2020 Brahman Spring Trait Leaders

The trait leader information has been adapted from information provided to The Brahman Journal by the ABBA. For the first time ever we will report the gray Brahman and red Brahman trait leaders separately. Where applicable we will report “modern” trait leaders. We considered bulls born after January 1, 2000 as “modern” bulls. There are some traits that are newer and therefore may not have as many leaders to report. If you would like an official printed sire summary contact the ABBA office. We are running this feature as a service to our readers and are not responsible for any inaccuracies in the data.


Accuracy for an EPD may range from 0.0 to 1.0. As the accuracy approaches 1.0, the EPD is more reliable and changes less in the future as more data is accumulated. Accuracy can be rated as follows: LOW – 0.0 to 0.39; MEDIUM – 0.4 to 0.64; and HIGH – 0.65 to 1.0.


The effects of contemporary groups are adjusted for in the analysis procedure. This results in the EPDs being computed as though all animals were in one large contemporary group. This is the reason the EPDs can be compared across herds. The proper identification of the contemporary in which an animal is raised is of utmost importance for an accurate evaluation of the animal and its parents. Breeders should be aware of the definition of a contemporary group: 1) Animals of the same sex. 2) Animals of similar age (try to keep animals within 180-day birth date spread) and 3) Animals managed together and given equal opportunity to perform (re. same pasture, same feed, same weigh dates, etc.). Producers need to send the ABBA complete information on the management of their cattle so that contemporary groups can be properly assigned. Most inaccuracies in EPDs have been linked to misidentification of contemporary groups.


For a bull to be recognized as a Trait Leader he must have met the specific requirements set forth by the American Brahman Breeders Association. First, only bulls that have the designated accuracy for the specific trait are considered. Once the sire has met the accuracy requirement he must be within the top 20 of the breed in the respective trait and have had at least one progeny registered within the previous two years.

This process is many times misinterpreted as simply listing the top 20 bulls for a trait; however, only proven bulls can be considered as Trait Leaders. When using EPDs as tools to help in the sire selection process it is important to remember to select a balanced bull with acceptable ranges for all traits rather than selecting a bull for one desired trait as this can yield a less than optimum outcome.

For this report we used the list of trait leaders that the ABBA provided, then sorted for gray bulls that were born after January 1, 2000 to reach a “modern” list of gray bulls in the order of their ranking. For the red bulls we used only bulls that are classified as red by the ABBA and list them here in the order of their ranking.


The Calving Ease and Calving Ease Maternal EPDs were both added to the ABBA lineup of EPDs recently.
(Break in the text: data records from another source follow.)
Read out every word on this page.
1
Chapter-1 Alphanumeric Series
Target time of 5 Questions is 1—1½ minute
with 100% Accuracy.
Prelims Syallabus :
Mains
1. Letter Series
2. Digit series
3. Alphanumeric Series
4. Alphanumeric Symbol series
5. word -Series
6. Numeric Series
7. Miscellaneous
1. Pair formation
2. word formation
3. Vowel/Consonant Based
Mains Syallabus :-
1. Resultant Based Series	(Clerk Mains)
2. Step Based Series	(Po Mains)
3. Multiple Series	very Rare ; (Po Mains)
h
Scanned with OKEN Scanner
Both EPDs are calculated using reported calving ease scores as well birth weight data. The Calving Ease EPD is designed to reflect the probability that the animal will be able to be born without assistance. The higher the number is the less likely the animal will need human intervention to assist with its birth. This trait focuses directly on the growth aspects of that individual animal as a calf in utero.

The Calving Ease Maternal EPD focuses on the potential of that animal as a parent. It looks at a dam’s ability to give birth unassisted, or if it is a bull, the EPD is a prediction of his ability to sire females that will be able to have calves unassisted. Again, the higher number is preferred.